Ryan Sleevi schrieb:
> On Fri, April 10, 2015 7:49 am, Jürgen Brauckmann wrote:
>>  Is this just a survey, or does the question imply a new Mozilla policy
>>  which requires CAs to actively force their customers to stop using old,
>>  non-expired SHA-1 certificates?
>>
>>  The latter would be quite different from what was discussed by Mozilla,
>>  Google, Microsoft before.
> 
> As the person who suggested it to Kathleen, I'll happily clarify.

Thanks for your clarification, very helpful!

> Note that the latest wording is simply "revoked"
[...]
> Every unrevoked SHA-1 certificate
> out there is a _potential_ compatability issue. Even if the customer's
> server is not _presently_ serving the SHA-1 certificate, because it's
> valid and unrevoked, they could, which would cause issues for Firefox (and
> Chrome and IE) users when they try to access that site after 2017/1/1.

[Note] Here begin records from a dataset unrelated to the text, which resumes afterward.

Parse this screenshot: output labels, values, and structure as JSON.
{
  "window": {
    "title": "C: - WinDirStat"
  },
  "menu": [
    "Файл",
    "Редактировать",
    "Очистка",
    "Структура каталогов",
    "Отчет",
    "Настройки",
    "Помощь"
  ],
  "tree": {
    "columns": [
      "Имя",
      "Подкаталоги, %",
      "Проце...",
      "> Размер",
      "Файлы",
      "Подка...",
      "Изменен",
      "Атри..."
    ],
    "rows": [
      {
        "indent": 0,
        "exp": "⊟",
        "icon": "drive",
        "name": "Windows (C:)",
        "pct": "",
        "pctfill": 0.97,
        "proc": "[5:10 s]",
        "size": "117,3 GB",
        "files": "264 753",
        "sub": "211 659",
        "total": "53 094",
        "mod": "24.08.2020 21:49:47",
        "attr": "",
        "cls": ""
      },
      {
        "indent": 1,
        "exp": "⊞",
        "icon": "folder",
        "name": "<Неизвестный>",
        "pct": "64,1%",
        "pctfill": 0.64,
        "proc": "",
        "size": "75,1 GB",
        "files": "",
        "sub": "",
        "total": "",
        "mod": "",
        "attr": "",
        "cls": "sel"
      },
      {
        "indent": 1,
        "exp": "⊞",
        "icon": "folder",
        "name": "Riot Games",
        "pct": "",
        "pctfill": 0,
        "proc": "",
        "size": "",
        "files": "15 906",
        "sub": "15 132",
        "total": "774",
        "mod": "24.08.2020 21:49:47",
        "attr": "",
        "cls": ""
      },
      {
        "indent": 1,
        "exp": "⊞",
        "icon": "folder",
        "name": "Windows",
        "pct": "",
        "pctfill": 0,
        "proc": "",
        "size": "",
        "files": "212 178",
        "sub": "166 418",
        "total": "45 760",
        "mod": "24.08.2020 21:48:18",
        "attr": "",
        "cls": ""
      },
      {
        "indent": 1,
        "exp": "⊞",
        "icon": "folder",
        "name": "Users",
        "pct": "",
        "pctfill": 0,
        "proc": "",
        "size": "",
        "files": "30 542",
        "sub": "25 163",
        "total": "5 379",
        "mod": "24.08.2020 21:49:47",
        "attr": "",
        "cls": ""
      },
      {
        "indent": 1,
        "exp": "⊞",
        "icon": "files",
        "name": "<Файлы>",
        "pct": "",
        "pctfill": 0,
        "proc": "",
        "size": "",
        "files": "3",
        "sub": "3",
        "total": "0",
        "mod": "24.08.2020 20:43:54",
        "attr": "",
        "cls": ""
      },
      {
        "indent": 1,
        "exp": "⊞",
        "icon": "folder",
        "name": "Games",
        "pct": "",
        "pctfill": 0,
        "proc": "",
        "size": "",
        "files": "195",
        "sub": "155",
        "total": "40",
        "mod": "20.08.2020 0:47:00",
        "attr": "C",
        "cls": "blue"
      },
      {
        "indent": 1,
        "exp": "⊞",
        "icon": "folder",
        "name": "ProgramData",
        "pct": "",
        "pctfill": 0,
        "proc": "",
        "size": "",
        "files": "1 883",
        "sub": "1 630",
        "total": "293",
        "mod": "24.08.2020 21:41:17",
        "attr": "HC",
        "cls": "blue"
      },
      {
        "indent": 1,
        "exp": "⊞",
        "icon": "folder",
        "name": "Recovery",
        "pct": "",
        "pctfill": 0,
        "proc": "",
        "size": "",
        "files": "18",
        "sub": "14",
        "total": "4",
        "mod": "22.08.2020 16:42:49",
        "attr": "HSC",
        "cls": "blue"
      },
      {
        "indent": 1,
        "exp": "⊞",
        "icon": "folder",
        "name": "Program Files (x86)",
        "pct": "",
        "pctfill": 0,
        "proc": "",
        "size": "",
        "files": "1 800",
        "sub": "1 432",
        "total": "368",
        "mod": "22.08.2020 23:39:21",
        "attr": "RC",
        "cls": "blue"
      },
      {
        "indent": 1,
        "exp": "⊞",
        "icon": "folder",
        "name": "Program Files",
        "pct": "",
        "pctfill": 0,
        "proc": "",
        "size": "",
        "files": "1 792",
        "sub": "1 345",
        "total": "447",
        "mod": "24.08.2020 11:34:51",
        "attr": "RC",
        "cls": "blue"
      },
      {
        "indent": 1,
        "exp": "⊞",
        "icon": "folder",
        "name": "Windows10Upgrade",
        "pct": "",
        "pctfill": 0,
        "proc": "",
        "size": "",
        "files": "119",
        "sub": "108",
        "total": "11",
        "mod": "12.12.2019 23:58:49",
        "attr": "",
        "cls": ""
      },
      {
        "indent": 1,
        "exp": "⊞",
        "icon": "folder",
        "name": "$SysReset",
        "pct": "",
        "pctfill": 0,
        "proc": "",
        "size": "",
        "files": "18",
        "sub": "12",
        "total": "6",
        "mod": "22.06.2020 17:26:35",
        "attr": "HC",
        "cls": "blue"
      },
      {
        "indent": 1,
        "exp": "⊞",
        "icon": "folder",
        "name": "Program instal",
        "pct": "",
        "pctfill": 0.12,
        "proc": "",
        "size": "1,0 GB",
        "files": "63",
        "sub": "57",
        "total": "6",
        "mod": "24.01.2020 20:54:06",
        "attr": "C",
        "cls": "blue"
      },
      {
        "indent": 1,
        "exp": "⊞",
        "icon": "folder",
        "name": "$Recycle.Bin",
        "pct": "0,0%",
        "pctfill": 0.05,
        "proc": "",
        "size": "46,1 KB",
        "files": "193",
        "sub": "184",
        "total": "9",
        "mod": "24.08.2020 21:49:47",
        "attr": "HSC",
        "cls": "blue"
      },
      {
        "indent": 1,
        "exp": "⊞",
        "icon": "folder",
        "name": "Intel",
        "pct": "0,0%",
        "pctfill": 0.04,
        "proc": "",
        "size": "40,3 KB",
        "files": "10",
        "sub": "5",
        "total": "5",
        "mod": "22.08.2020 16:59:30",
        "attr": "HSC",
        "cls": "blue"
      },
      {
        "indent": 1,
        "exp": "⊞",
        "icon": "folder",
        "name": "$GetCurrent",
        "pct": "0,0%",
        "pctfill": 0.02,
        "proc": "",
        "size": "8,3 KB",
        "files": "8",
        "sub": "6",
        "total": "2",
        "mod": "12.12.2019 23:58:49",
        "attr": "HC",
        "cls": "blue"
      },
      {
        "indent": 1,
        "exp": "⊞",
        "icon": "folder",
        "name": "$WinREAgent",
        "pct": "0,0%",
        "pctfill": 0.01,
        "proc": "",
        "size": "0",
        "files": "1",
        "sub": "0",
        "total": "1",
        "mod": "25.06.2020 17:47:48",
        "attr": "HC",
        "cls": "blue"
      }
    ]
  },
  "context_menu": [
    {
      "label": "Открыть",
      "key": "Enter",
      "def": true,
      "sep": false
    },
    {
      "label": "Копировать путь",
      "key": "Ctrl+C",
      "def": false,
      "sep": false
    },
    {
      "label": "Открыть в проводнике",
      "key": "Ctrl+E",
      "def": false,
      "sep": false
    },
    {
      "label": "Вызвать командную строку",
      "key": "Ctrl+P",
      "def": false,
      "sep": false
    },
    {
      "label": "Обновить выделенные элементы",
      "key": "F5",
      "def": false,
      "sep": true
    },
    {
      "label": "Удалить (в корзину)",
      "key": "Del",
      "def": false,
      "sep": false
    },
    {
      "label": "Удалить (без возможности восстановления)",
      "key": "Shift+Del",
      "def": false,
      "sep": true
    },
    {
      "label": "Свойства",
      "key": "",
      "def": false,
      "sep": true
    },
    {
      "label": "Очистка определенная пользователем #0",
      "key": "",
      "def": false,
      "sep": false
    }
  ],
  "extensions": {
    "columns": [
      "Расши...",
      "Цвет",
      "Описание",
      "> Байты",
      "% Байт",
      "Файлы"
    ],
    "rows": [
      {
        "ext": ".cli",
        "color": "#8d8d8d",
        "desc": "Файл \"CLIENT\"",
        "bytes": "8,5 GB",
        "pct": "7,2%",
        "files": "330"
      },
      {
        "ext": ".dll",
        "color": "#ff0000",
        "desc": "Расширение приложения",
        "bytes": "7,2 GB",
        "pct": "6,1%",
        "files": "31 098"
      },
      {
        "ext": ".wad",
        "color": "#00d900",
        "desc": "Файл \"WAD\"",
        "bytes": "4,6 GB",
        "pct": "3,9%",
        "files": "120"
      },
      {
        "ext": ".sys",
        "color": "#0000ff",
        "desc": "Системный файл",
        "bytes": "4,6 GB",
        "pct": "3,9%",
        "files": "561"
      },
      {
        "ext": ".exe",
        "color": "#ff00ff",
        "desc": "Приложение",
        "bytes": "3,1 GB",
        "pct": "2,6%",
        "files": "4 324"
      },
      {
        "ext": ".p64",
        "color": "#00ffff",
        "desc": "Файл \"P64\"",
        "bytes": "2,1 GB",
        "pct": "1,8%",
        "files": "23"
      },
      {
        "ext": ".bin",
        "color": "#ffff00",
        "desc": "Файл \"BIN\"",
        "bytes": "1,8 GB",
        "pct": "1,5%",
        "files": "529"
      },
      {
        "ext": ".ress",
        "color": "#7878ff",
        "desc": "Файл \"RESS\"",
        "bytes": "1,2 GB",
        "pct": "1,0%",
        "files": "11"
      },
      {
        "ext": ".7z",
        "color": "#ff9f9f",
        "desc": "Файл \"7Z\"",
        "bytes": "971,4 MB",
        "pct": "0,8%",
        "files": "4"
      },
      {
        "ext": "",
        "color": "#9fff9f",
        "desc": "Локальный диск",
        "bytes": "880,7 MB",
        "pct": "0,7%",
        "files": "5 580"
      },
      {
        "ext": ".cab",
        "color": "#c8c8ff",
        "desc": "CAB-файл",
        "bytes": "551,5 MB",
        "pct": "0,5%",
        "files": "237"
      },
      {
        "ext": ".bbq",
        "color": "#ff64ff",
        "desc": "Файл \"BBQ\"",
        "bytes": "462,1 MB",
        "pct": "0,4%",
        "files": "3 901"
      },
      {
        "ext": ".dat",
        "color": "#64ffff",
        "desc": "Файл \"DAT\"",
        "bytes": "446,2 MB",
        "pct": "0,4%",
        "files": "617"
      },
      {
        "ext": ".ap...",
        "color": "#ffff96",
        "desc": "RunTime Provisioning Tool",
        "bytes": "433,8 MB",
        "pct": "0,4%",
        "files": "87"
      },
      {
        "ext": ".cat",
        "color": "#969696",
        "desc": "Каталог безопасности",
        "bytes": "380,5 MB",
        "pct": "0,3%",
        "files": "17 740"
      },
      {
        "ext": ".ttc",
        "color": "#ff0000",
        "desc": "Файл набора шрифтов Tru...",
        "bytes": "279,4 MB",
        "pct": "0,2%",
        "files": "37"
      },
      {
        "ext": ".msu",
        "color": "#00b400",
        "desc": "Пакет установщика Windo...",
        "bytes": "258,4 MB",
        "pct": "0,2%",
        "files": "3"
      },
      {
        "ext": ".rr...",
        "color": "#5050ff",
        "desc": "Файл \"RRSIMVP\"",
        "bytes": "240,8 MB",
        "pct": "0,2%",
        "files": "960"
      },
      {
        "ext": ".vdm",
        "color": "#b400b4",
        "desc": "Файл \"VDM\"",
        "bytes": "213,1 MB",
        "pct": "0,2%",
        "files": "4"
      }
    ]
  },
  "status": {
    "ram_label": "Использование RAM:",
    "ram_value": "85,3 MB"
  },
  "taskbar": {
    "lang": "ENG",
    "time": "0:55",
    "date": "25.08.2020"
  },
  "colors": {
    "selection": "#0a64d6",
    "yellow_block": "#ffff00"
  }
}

I don't see how revocation might help against potential compatibility
issues caused by careless and ignorant site operators:

If an operator ignores all communication from his CA and uses a SHA-1
certificate on a server where it causes issues with its users, he will
also happily use a revoked certificate (and advise its users to switch
off OCSP).

From the point of view of a user, a Firefox error message
sec_error_revoked_certificate is the same as sec_error_sha1_untrusted.